Perilaku mediator, yaitu taktik dan strategi apa yang akan ia
gunakan, ditentukan oleh konteks mediasi, tujuan atau sasaran mediator, dan
persepsi mediator. Beberapa pilihan strategis bagi prilaku mediator adalah:
1.
Problem solving atau integrasi, yaitu usaha menemukan jalan keluar
“menang-menang”. Salah satu perkiraan mengatakan bahwa mediator akan menerapkan
pendekatan ini bila mereka memiliki perhatian yang besar terhadap aspirasi
pihak-pihak yang bertikai dan menganggap bahwa jalan keluar menang-menang sangat
mungkin dicapai.
2.
Kompensasi atau usaha mengajak
pihak-pihak yang bertikai supaya membuat konsesi atau mencapai kesepakatan
dengan menjanjikan mereka imbalan atau keuntungan. Salah satu perkiraan
mengatakan bahwa mediator akan menggunakan strategi ini bila mereka memiliki
perhatian yang besar terhadap aspirasi pihak-pihak yang bertikai dan menganggap
bahwa jalan keluar menang-menang sulit dicapai.
3.
Tekanan, yaitu tindakan memaksa
pihak-pihak yang bertikai supaya membuat konsesi atau sepakat dengan memberikan
hukuman atau ancaman hukuman.
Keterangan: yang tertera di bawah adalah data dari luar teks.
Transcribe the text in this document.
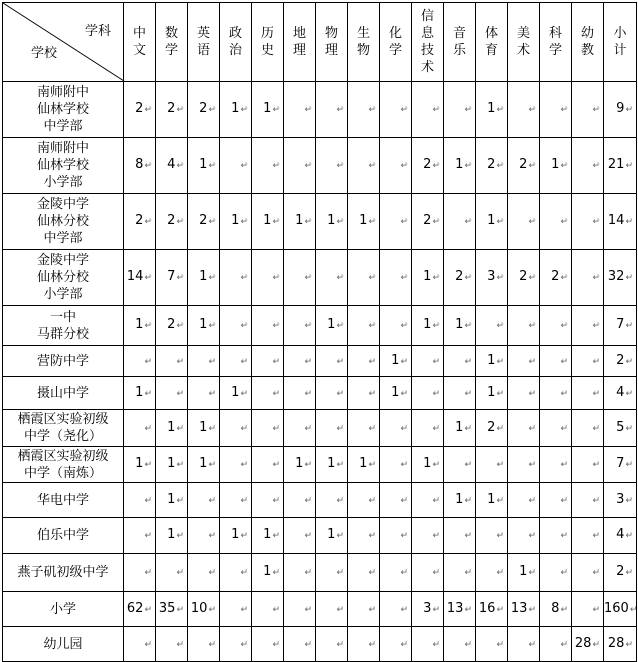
学科
学校	中文	数学	英语	政治	历史	地理	物理	生物	化学	信息技术	音乐	体育	美术	科学	幼教	小计

南师附中
仙林学校
中学部	2↵	2↵	2↵	1↵	1↵	↵	↵	↵	↵	↵	↵	1↵	↵	↵	↵	9↵

南师附中
仙林学校
小学部	8↵	4↵	1↵	↵	↵	↵	↵	↵	↵	2↵	1↵	2↵	2↵	1↵	↵	21↵

金陵中学
仙林分校
中学部	2↵	2↵	2↵	1↵	1↵	1↵	1↵	1↵	↵	2↵	↵	1↵	↵	↵	↵	14↵

金陵中学
仙林分校
小学部	14↵	7↵	1↵	↵	↵	↵	↵	↵	↵	1↵	2↵	3↵	2↵	2↵	↵	32↵

一中
马群分校	1↵	2↵	1↵	↵	↵	↵	1↵	↵	↵	1↵	1↵	↵	↵	↵	↵	7↵

营防中学	↵	↵	↵	↵	↵	↵	↵	↵	1↵	↵	↵	1↵	↵	↵	↵	2↵

摄山中学	1↵	↵	↵	1↵	↵	↵	↵	↵	1↵	↵	↵	1↵	↵	↵	↵	4↵

栖霞区实验初级
中学（尧化）	↵	1↵	1↵	↵	↵	↵	↵	↵	↵	↵	1↵	2↵	↵	↵	↵	5↵

栖霞区实验初级
中学（南炼）	1↵	1↵	1↵	↵	↵	1↵	1↵	1↵	↵	1↵	↵	↵	↵	↵	↵	7↵

华电中学	↵	1↵	↵	↵	↵	↵	↵	↵	↵	↵	1↵	1↵	↵	↵	↵	3↵

伯乐中学	↵	1↵	↵	1↵	1↵	↵	1↵	↵	↵	↵	↵	↵	↵	↵	↵	4↵

燕子矶初级中学	↵	↵	↵	↵	1↵	↵	↵	↵	↵	↵	↵	↵	1↵	↵	↵	2↵

小学	62↵	35↵	10↵	↵	↵	↵	↵	↵	↵	3↵	13↵	16↵	13↵	8↵	↵	160↵

幼儿园	↵	↵	↵	↵	↵	↵	↵	↵	↵	↵	↵	↵	↵	↵	28↵	28↵
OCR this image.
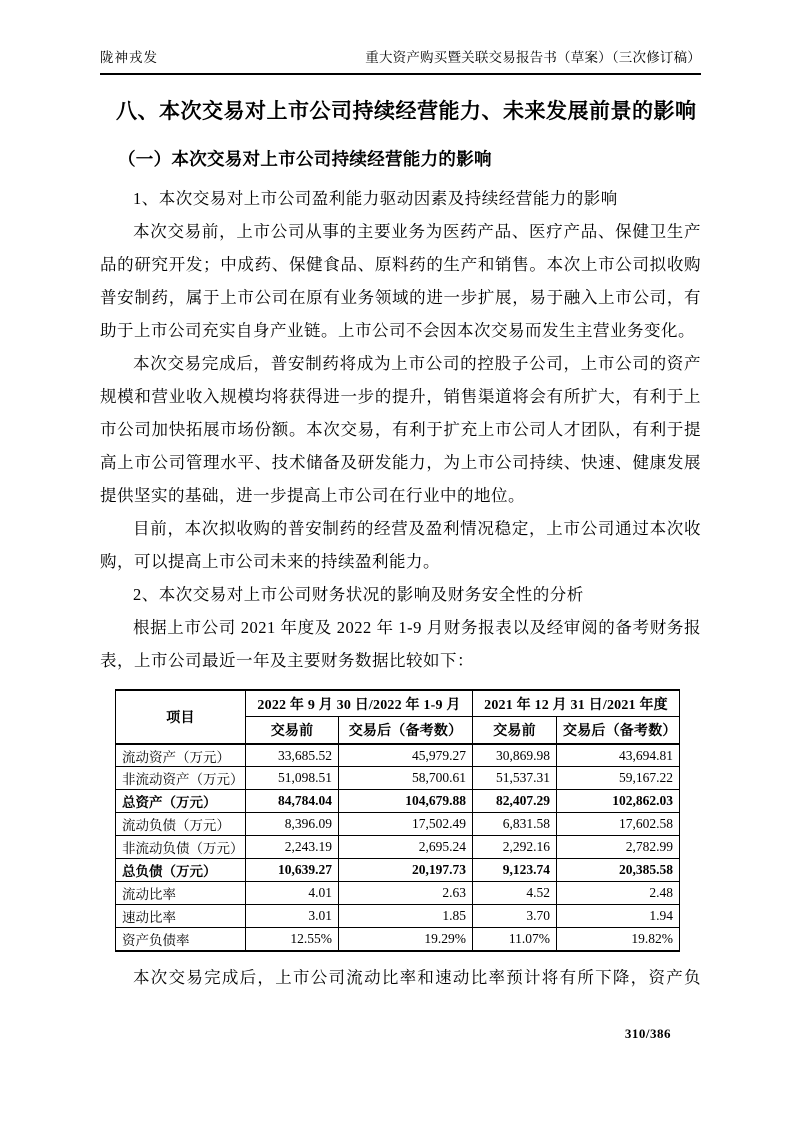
陇神戎发	重大资产购买暨关联交易报告书（草案）（三次修订稿）
八、本次交易对上市公司持续经营能力、未来发展前景的影响
（一）本次交易对上市公司持续经营能力的影响

1、本次交易对上市公司盈利能力驱动因素及持续经营能力的影响

本次交易前，上市公司从事的主要业务为医药产品、医疗产品、保健卫生产品的研究开发；中成药、保健食品、原料药的生产和销售。本次上市公司拟收购普安制药，属于上市公司在原有业务领域的进一步扩展，易于融入上市公司，有助于上市公司充实自身产业链。上市公司不会因本次交易而发生主营业务变化。

本次交易完成后，普安制药将成为上市公司的控股子公司，上市公司的资产规模和营业收入规模均将获得进一步的提升，销售渠道将会有所扩大，有利于上市公司加快拓展市场份额。本次交易，有利于扩充上市公司人才团队，有利于提高上市公司管理水平、技术储备及研发能力，为上市公司持续、快速、健康发展提供坚实的基础，进一步提高上市公司在行业中的地位。

目前，本次拟收购的普安制药的经营及盈利情况稳定，上市公司通过本次收购，可以提高上市公司未来的持续盈利能力。

2、本次交易对上市公司财务状况的影响及财务安全性的分析

根据上市公司 2021 年度及 2022 年 1-9 月财务报表以及经审阅的备考财务报表，上市公司最近一年及主要财务数据比较如下：

项目	2022 年 9 月 30 日/2022 年 1-9 月		2021 年 12 月 31 日/2021 年度	
	交易前	交易后（备考数）	交易前	交易后（备考数）
流动资产（万元）	33,685.52	45,979.27	30,869.98	43,694.81
非流动资产（万元）	51,098.51	58,700.61	51,537.31	59,167.22
总资产（万元）	84,784.04	104,679.88	82,407.29	102,862.03
流动负债（万元）	8,396.09	17,502.49	6,831.58	17,602.58
非流动负债（万元）	2,243.19	2,695.24	2,292.16	2,782.99
总负债（万元）	10,639.27	20,197.73	9,123.74	20,385.58
流动比率	4.01	2.63	4.52	2.48
速动比率	3.01	1.85	3.70	1.94
资产负债率	12.55%	19.29%	11.07%	19.82%

本次交易完成后，上市公司流动比率和速动比率预计将有所下降，资产负

310/386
Salah satu perkiraan mengatakan bahwa mediator
akan menggunakan strategi ini bila mereka memiliki perhatian yang sedikit
terhadap aspirasi pihak-pihak yang bertikai dan menganggap bahwa kesepakatan
yang menang-menang sulit dicapai.
4.
Diam atau inaction, yaitu
ketika mediator secara sengaja membiarkan pihak-pihak yang bertikai menangani
konflik mereka sendiri. Mediator diduga akan menggunakan strategi ini bila
mereka memiliki perhatian yang sedikit terhadap aspirasi pihak-pihak yang
bertikai dan menganggap bahwa kemungkinan mencapai kesepakatan “menang-menang”
tinggi.
Dalam
praktek, sebagai bagian dari proses mediasi, mediator berbicara secara tertutup
masing-masing pihak. Di sini mediator perlu membangun kepercayaan para
pihak yang bersengketa lebih dahulu. Banyak cara yang dapat dilakukan mediator
untuk menanamkan kepercayaan, misalnya dengan memperkenalkan diri melakukan
penelusuran kesamaan dengan para pihak. Kesamaan tersebut mungkin dari segi
hubungan kekeluargaan, pendidikan, agama, profesi, hobi, dan apa saja yang
dirasakan dapat memperdekat jarak dengan para pihak yang bersangkutan.
Ada banyak taktik
yang dapat dilakukan mediator ketika melakukan intervensi. Penggunaan taktik
mediasi amat tergantung pada aneka faktor dan suasana suasana. Contoh-contoh
taktik:
1.
mengusahakan supaya pihak-pihak yang
bertikai menerima mediasi
2.
mengusahakan supaya pihak-pihak yang
bertikai mempercayai mediator
3.
mengusahakan supaya pihak-phak yang
bertikai mempercayai proses mediasi.
4.
mengumpulkan informasi
5.
menjalin hubungan (rapport)
dengan pihak-pihak yang terlibat
6.
mengontrol komunikasi di antara
pihak-pihak yang bertikai (e.g. dengan caucus)
7.
mengidentifikasi masalah, isu,
posisi.
8.
menyeimbangkan hubungan kekuasaan
yang timpang
9.
membantu menyelamatkan muka
Cara
praktek itu tampaknya kemudian dituangkan dalam Perma No 01 tahun 2008.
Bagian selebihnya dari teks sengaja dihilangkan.